Chinese characters, because of their complex structure and a large number, lead to an extremely high cost of time for designers to design a complete set of characters. As a result, the dramatic growth of characters used in various fields such as culture and business has formed a strong contradiction between supply and demand with Chinese font design. Although most of the existing Chinese characters transformation models greatly alleviate the demand for character usage, the semantics of the generated characters cannot be guaranteed and the generation efficiency is low. At the same time, the models require large amounts of paired data for training, which requires a large amount of sample processing time. To address the problems of existing methods, this paper proposes an unsupervised Chinese characters generation method based on generative adversarial networks, which fuses Style-Attentional Net to a skip-connected U-Net as a GAN generator network architecture. It effectively and flexibly integrates local style patterns based on the semantic spatial distribution of content images while retaining feature information of different sizes.

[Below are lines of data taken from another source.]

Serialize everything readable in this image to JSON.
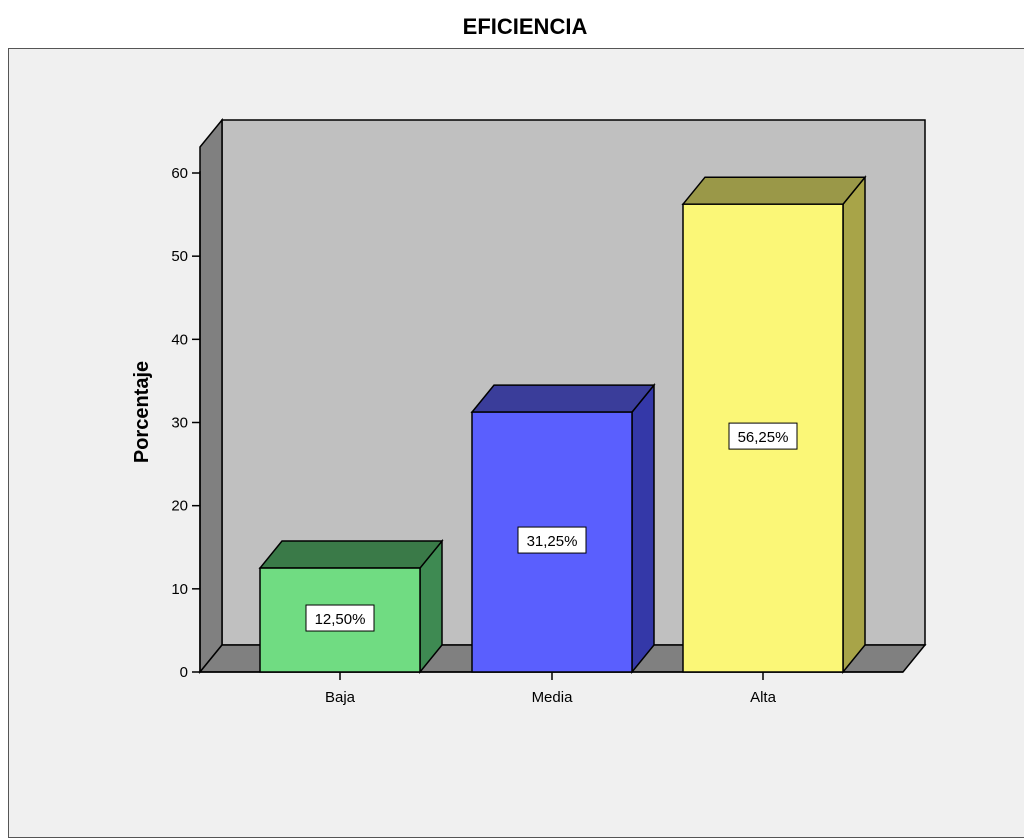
{
  "chart_data": {
    "type": "bar",
    "title": "EFICIENCIA",
    "xlabel": "",
    "ylabel": "Porcentaje",
    "categories": [
      "Baja",
      "Media",
      "Alta"
    ],
    "values": [
      12.5,
      31.25,
      56.25
    ],
    "data_labels": [
      "12,50%",
      "31,25%",
      "56,25%"
    ],
    "ylim": [
      0,
      60
    ],
    "yticks": [
      0,
      10,
      20,
      30,
      40,
      50,
      60
    ],
    "style": "3d",
    "grid": false,
    "legend": "none",
    "colors": {
      "bars_front": [
        "#70dc82",
        "#5a5ffe",
        "#fbf777"
      ],
      "bars_top": [
        "#3a7a48",
        "#3a3d9a",
        "#9a9848"
      ],
      "bars_side": [
        "#3e8a52",
        "#3438a8",
        "#a8a448"
      ],
      "back_wall": "#c0c0c0",
      "side_wall": "#808080",
      "floor": "#808080",
      "plot_background": "#f0f0f0"
    }
  }
}
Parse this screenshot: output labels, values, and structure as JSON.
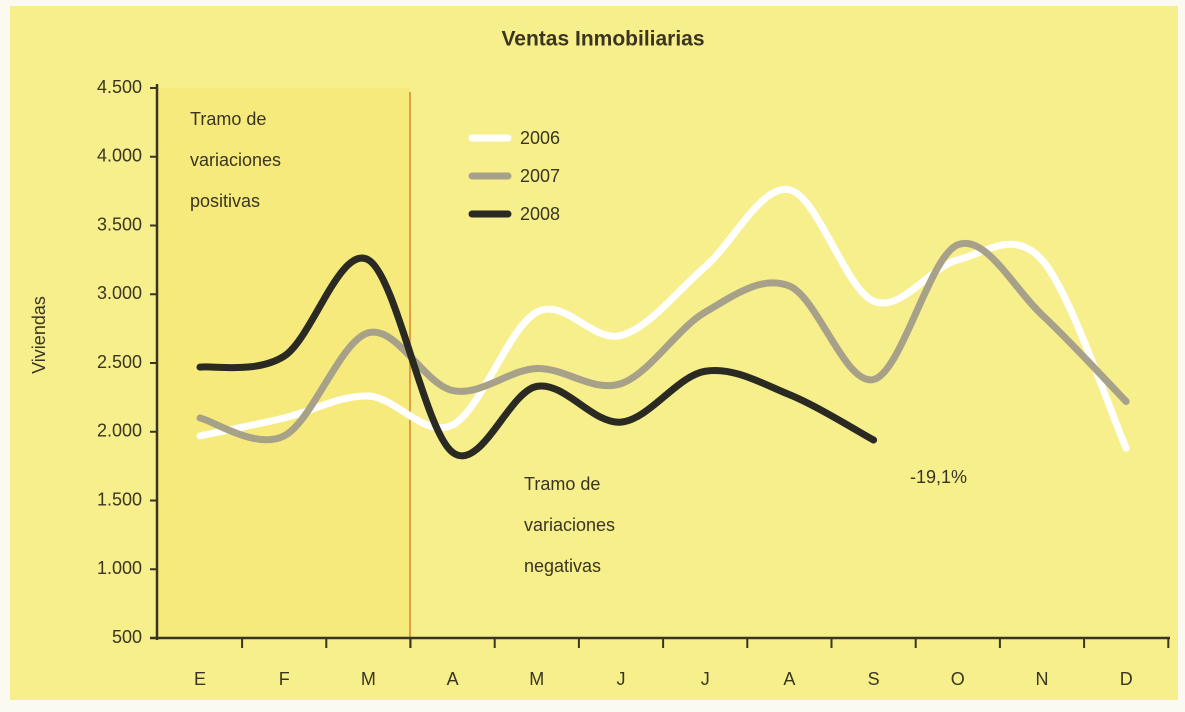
{
  "chart_data": {
    "type": "line",
    "title": "Ventas Inmobiliarias",
    "y_label": "Viviendas",
    "categories": [
      "E",
      "F",
      "M",
      "A",
      "M",
      "J",
      "J",
      "A",
      "S",
      "O",
      "N",
      "D"
    ],
    "series": [
      {
        "name": "2006",
        "color": "#ffffff",
        "values": [
          1970,
          2100,
          2260,
          2050,
          2870,
          2700,
          3200,
          3760,
          2950,
          3250,
          3250,
          1880
        ]
      },
      {
        "name": "2007",
        "color": "#a8a18a",
        "values": [
          2100,
          1970,
          2720,
          2300,
          2460,
          2350,
          2870,
          3060,
          2380,
          3360,
          2850,
          2220
        ]
      },
      {
        "name": "2008",
        "color": "#2b2a22",
        "values": [
          2470,
          2550,
          3250,
          1850,
          2330,
          2070,
          2440,
          2270,
          1940,
          null,
          null,
          null
        ]
      }
    ],
    "ylim": [
      500,
      4500
    ],
    "yticks": [
      {
        "value": 500,
        "label": "500"
      },
      {
        "value": 1000,
        "label": "1.000"
      },
      {
        "value": 1500,
        "label": "1.500"
      },
      {
        "value": 2000,
        "label": "2.000"
      },
      {
        "value": 2500,
        "label": "2.500"
      },
      {
        "value": 3000,
        "label": "3.000"
      },
      {
        "value": 3500,
        "label": "3.500"
      },
      {
        "value": 4000,
        "label": "4.000"
      },
      {
        "value": 4500,
        "label": "4.500"
      }
    ],
    "annotations": [
      {
        "lines": [
          "Tramo de",
          "variaciones",
          "positivas"
        ]
      },
      {
        "lines": [
          "Tramo de",
          "variaciones",
          "negativas"
        ]
      },
      {
        "lines": [
          "-19,1%"
        ]
      }
    ]
  }
}
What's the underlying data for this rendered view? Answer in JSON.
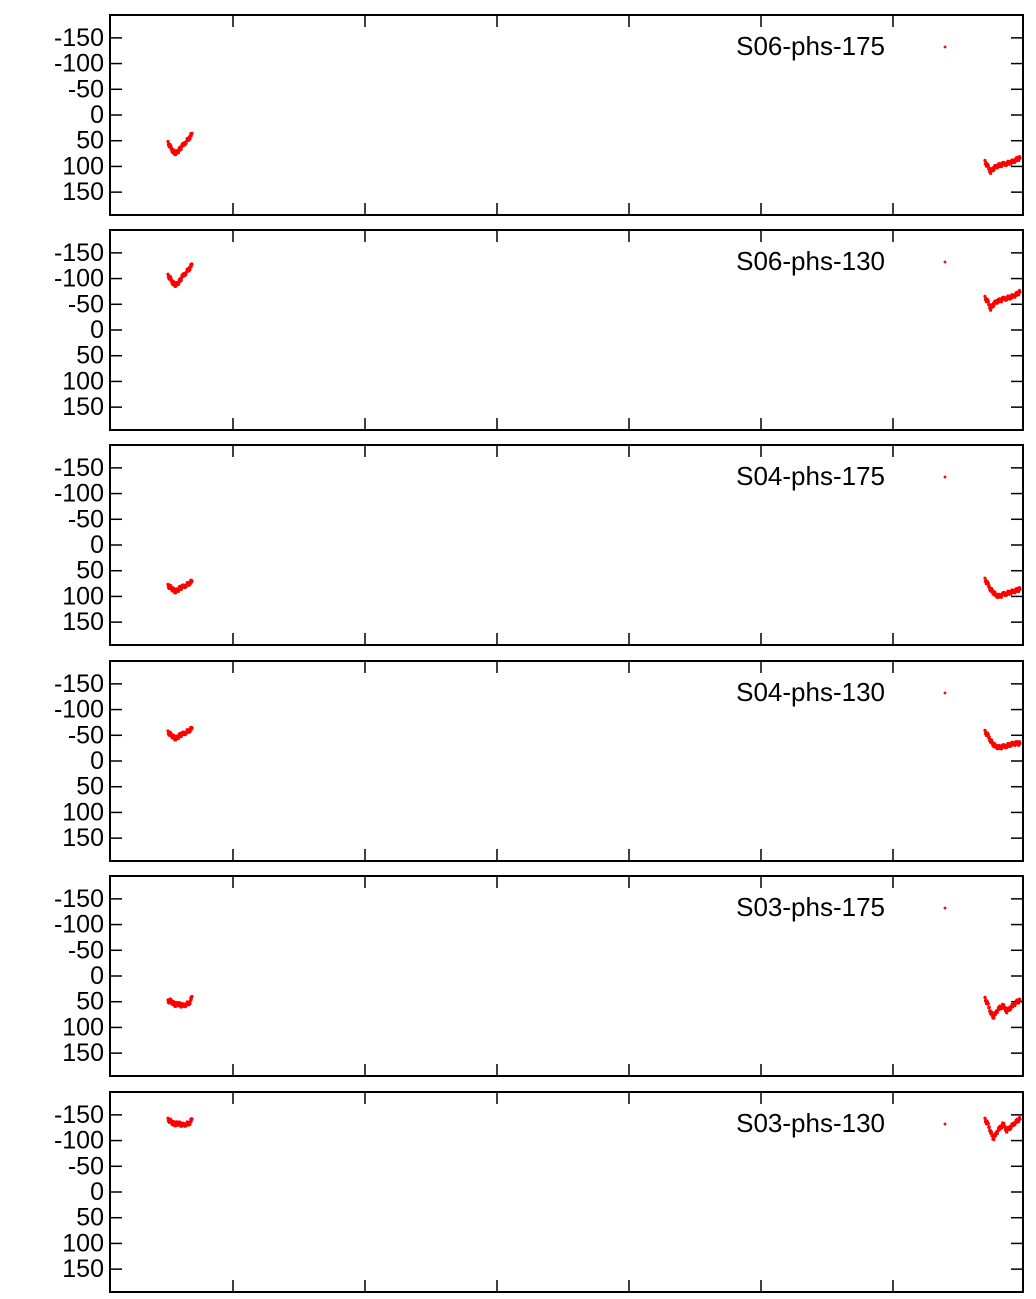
{
  "colors": {
    "series": "#ff0000",
    "axis": "#000000"
  },
  "chart_data": [
    {
      "type": "scatter",
      "series_name": "S06-phs-175",
      "ylim": [
        -175,
        175
      ],
      "y_inverted": true,
      "yticks": [
        -150,
        -100,
        -50,
        0,
        50,
        100,
        150
      ],
      "grid": false,
      "legend_position": "top-right",
      "series": [
        {
          "name": "S06-phs-175",
          "clusters": [
            [
              [
                0.0,
                55
              ],
              [
                0.1,
                62
              ],
              [
                0.2,
                70
              ],
              [
                0.3,
                74
              ],
              [
                0.4,
                72
              ],
              [
                0.5,
                66
              ],
              [
                0.6,
                60
              ],
              [
                0.75,
                52
              ],
              [
                0.9,
                44
              ],
              [
                1.0,
                36
              ]
            ],
            [
              [
                0.0,
                92
              ],
              [
                0.08,
                100
              ],
              [
                0.16,
                110
              ],
              [
                0.24,
                104
              ],
              [
                0.32,
                100
              ],
              [
                0.42,
                98
              ],
              [
                0.52,
                96
              ],
              [
                0.62,
                94
              ],
              [
                0.72,
                92
              ],
              [
                0.82,
                90
              ],
              [
                0.92,
                86
              ],
              [
                1.0,
                84
              ]
            ]
          ]
        }
      ]
    },
    {
      "type": "scatter",
      "series_name": "S06-phs-130",
      "ylim": [
        -175,
        175
      ],
      "y_inverted": true,
      "yticks": [
        -150,
        -100,
        -50,
        0,
        50,
        100,
        150
      ],
      "grid": false,
      "legend_position": "top-right",
      "series": [
        {
          "name": "S06-phs-130",
          "clusters": [
            [
              [
                0.0,
                -105
              ],
              [
                0.1,
                -100
              ],
              [
                0.2,
                -92
              ],
              [
                0.3,
                -88
              ],
              [
                0.4,
                -90
              ],
              [
                0.5,
                -96
              ],
              [
                0.6,
                -104
              ],
              [
                0.75,
                -112
              ],
              [
                0.9,
                -120
              ],
              [
                1.0,
                -128
              ]
            ],
            [
              [
                0.0,
                -62
              ],
              [
                0.08,
                -55
              ],
              [
                0.16,
                -42
              ],
              [
                0.24,
                -50
              ],
              [
                0.32,
                -55
              ],
              [
                0.42,
                -57
              ],
              [
                0.52,
                -60
              ],
              [
                0.62,
                -62
              ],
              [
                0.72,
                -64
              ],
              [
                0.82,
                -66
              ],
              [
                0.92,
                -70
              ],
              [
                1.0,
                -74
              ]
            ]
          ]
        }
      ]
    },
    {
      "type": "scatter",
      "series_name": "S04-phs-175",
      "ylim": [
        -175,
        175
      ],
      "y_inverted": true,
      "yticks": [
        -150,
        -100,
        -50,
        0,
        50,
        100,
        150
      ],
      "grid": false,
      "legend_position": "top-right",
      "series": [
        {
          "name": "S04-phs-175",
          "clusters": [
            [
              [
                0.0,
                80
              ],
              [
                0.1,
                82
              ],
              [
                0.2,
                86
              ],
              [
                0.3,
                90
              ],
              [
                0.4,
                88
              ],
              [
                0.5,
                84
              ],
              [
                0.6,
                82
              ],
              [
                0.75,
                78
              ],
              [
                0.9,
                74
              ],
              [
                1.0,
                70
              ]
            ],
            [
              [
                0.0,
                68
              ],
              [
                0.08,
                76
              ],
              [
                0.16,
                86
              ],
              [
                0.24,
                92
              ],
              [
                0.32,
                98
              ],
              [
                0.42,
                100
              ],
              [
                0.52,
                96
              ],
              [
                0.62,
                94
              ],
              [
                0.72,
                92
              ],
              [
                0.82,
                90
              ],
              [
                0.92,
                88
              ],
              [
                1.0,
                86
              ]
            ]
          ]
        }
      ]
    },
    {
      "type": "scatter",
      "series_name": "S04-phs-130",
      "ylim": [
        -175,
        175
      ],
      "y_inverted": true,
      "yticks": [
        -150,
        -100,
        -50,
        0,
        50,
        100,
        150
      ],
      "grid": false,
      "legend_position": "top-right",
      "series": [
        {
          "name": "S04-phs-130",
          "clusters": [
            [
              [
                0.0,
                -55
              ],
              [
                0.1,
                -52
              ],
              [
                0.2,
                -48
              ],
              [
                0.3,
                -44
              ],
              [
                0.4,
                -46
              ],
              [
                0.5,
                -50
              ],
              [
                0.6,
                -52
              ],
              [
                0.75,
                -56
              ],
              [
                0.9,
                -60
              ],
              [
                1.0,
                -64
              ]
            ],
            [
              [
                0.0,
                -56
              ],
              [
                0.08,
                -50
              ],
              [
                0.16,
                -40
              ],
              [
                0.24,
                -32
              ],
              [
                0.32,
                -28
              ],
              [
                0.42,
                -26
              ],
              [
                0.52,
                -28
              ],
              [
                0.62,
                -30
              ],
              [
                0.72,
                -32
              ],
              [
                0.82,
                -34
              ],
              [
                0.92,
                -34
              ],
              [
                1.0,
                -34
              ]
            ]
          ]
        }
      ]
    },
    {
      "type": "scatter",
      "series_name": "S03-phs-175",
      "ylim": [
        -175,
        175
      ],
      "y_inverted": true,
      "yticks": [
        -150,
        -100,
        -50,
        0,
        50,
        100,
        150
      ],
      "grid": false,
      "legend_position": "top-right",
      "series": [
        {
          "name": "S03-phs-175",
          "clusters": [
            [
              [
                0.0,
                50
              ],
              [
                0.1,
                48
              ],
              [
                0.2,
                52
              ],
              [
                0.3,
                56
              ],
              [
                0.4,
                54
              ],
              [
                0.5,
                56
              ],
              [
                0.6,
                58
              ],
              [
                0.75,
                55
              ],
              [
                0.9,
                52
              ],
              [
                1.0,
                40
              ]
            ],
            [
              [
                0.0,
                45
              ],
              [
                0.08,
                55
              ],
              [
                0.16,
                70
              ],
              [
                0.24,
                80
              ],
              [
                0.32,
                70
              ],
              [
                0.42,
                62
              ],
              [
                0.52,
                58
              ],
              [
                0.62,
                68
              ],
              [
                0.72,
                62
              ],
              [
                0.82,
                56
              ],
              [
                0.92,
                50
              ],
              [
                1.0,
                48
              ]
            ]
          ]
        }
      ]
    },
    {
      "type": "scatter",
      "series_name": "S03-phs-130",
      "ylim": [
        -175,
        175
      ],
      "y_inverted": true,
      "yticks": [
        -150,
        -100,
        -50,
        0,
        50,
        100,
        150
      ],
      "grid": false,
      "legend_position": "top-right",
      "series": [
        {
          "name": "S03-phs-130",
          "clusters": [
            [
              [
                0.0,
                -140
              ],
              [
                0.1,
                -138
              ],
              [
                0.2,
                -134
              ],
              [
                0.3,
                -132
              ],
              [
                0.4,
                -134
              ],
              [
                0.5,
                -132
              ],
              [
                0.6,
                -130
              ],
              [
                0.75,
                -132
              ],
              [
                0.9,
                -134
              ],
              [
                1.0,
                -142
              ]
            ],
            [
              [
                0.0,
                -140
              ],
              [
                0.08,
                -132
              ],
              [
                0.16,
                -118
              ],
              [
                0.24,
                -104
              ],
              [
                0.32,
                -114
              ],
              [
                0.42,
                -124
              ],
              [
                0.52,
                -132
              ],
              [
                0.62,
                -120
              ],
              [
                0.72,
                -126
              ],
              [
                0.82,
                -132
              ],
              [
                0.92,
                -138
              ],
              [
                1.0,
                -142
              ]
            ]
          ]
        }
      ]
    }
  ]
}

Our model generates fonts that maintain the source domain content features and the target domain style features at the end of training. The addition of the style specification module and the classification discriminator allows the model to generate multiple style typefaces. The generation results show that the model proposed in this paper can perform the task of Chinese character style transfer well. The model generates high-quality images of Chinese characters and generates Chinese characters with complete structures and natural strokes. In the quantitative comparison experiments and qualitative comparison experiments, our model has more superior visual effects and image performance indexes compared with the existing models. In sample size experiments, clearly structured fonts are still generated and the model demonstrates significant robustness. At the same time, the training conditions of our model are easy to meet and facilitate generalization to real applications.